Italy seeks funds to save Nero’s Domus Aurea

Before it collapses

Italy appealed Wednesday for sponsors to help restore Emperor Nero’s Golden House, the Domus Area, in the heart of Rome, saying 31 million euros ($42 million) was needed to repair the majestic complex.

“This fantastic place, one of the symbols of ancient Rome, could become one of the biggest site attractions in the world,” Culture Minister Dario Franceschini told journalists as he showed them around the 16,000 square meter underground complex.

Remodelling the gardens

The palace, which has remained closed for visitors during the last decade, sits beneath a park whose mature trees have roots in the palace’s vaulted roof. Water from the heavy layer of soil seeps into the bricks and damages the frescoes. Archaeologists from Italy’s cultural heritage ministry have suggested removing the trees and tons of the soil, in order to construct a new, lighter garden designed to protect the ancient structure. Teodora Filippi, director of the Golden House, said the four-year project would be dedicated in large part to remodelling the gardens on top of complex in order to stop water damage.

Wild parties

Nero’s Golden House (the Domus Aurea) in Rome was a sumptuous palace complex which played host to the wild parties of one of Rome’s most notorious emperors. Besides using the finest marble and decoration such as fine wall-painting and gilded colonnades, the building was also a technical marvel with soaring domes, revolving ceilings, ornamental fountains and even waterfalls running down the walls.

Following the devastating fire of 64 CE which had destroyed large areas of the Aventine and Palatine hills, Nero decided to take the opportunity to build a huge new palace. To have enough space for the project the emperor – already unpopular due to accusations of a slow response to the fire and even possibly having started it – seized large areas of land owned by aristocrats and even carved into the Oppian hillside in the building’s rear. For the construction of the palace Nero turned to the architect Severus and the engineer Celer, already celebrated as masters of grand architecture, whilst for the interior decoration and wall-painting he turned to Famulus whose work would be studied centuries later by Renaissance artists.
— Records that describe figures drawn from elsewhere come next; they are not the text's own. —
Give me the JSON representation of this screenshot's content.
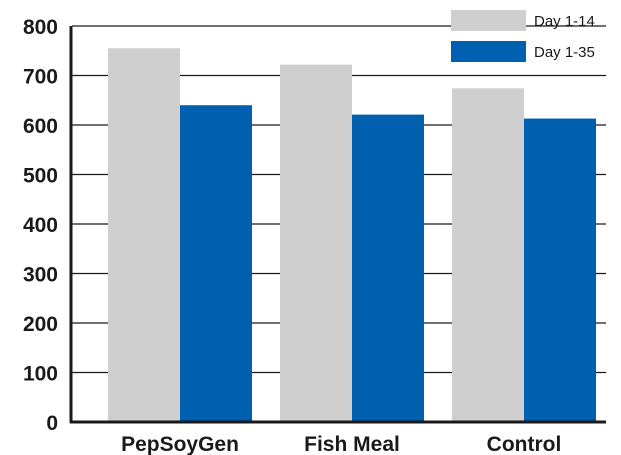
{
  "chart_data": {
    "type": "bar",
    "categories": [
      "PepSoyGen",
      "Fish Meal",
      "Control"
    ],
    "series": [
      {
        "name": "Day 1-14",
        "values": [
          755,
          722,
          674
        ],
        "color": "#cfcfcf"
      },
      {
        "name": "Day 1-35",
        "values": [
          640,
          621,
          613
        ],
        "color": "#0060b0"
      }
    ],
    "ylim": [
      0,
      800
    ],
    "yticks": [
      0,
      100,
      200,
      300,
      400,
      500,
      600,
      700,
      800
    ],
    "grid": true,
    "legend": "top-right",
    "title": "",
    "xlabel": "",
    "ylabel": ""
  }
}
When the whole magnificent project was finally finished Nero declared with satisfaction: ‘Now I can begin to live like a human being’.

Enticing private sector participation in the restoration project

“The state is ready to contribute, I hope that a big company will join the project, ” Franceschini said, adding that he was appealing to both foreign and Italian businesses.

“This is an opportunity for a big company to sponsor an extraordinary project, which will capture the world’s attention. It would be scandalous if no one comes forward,” Franceschini told The Telegraph.

The state is offering a 65-percent tax reduction to entice private companies to help invest in the restoration of the eternal city’s public monuments, Franceschini said.

The government has already persuaded the private sector to help renovate other iconic landmarks. Luxury jeweller Bulgari announced earlier this year that it would help renovate the city’s famous Spanish Steps, while shoemaker Tod’s is financing works at the Colosseum and fashion house Fendi is sponsoring the refurbishment of the Trevi Fountain.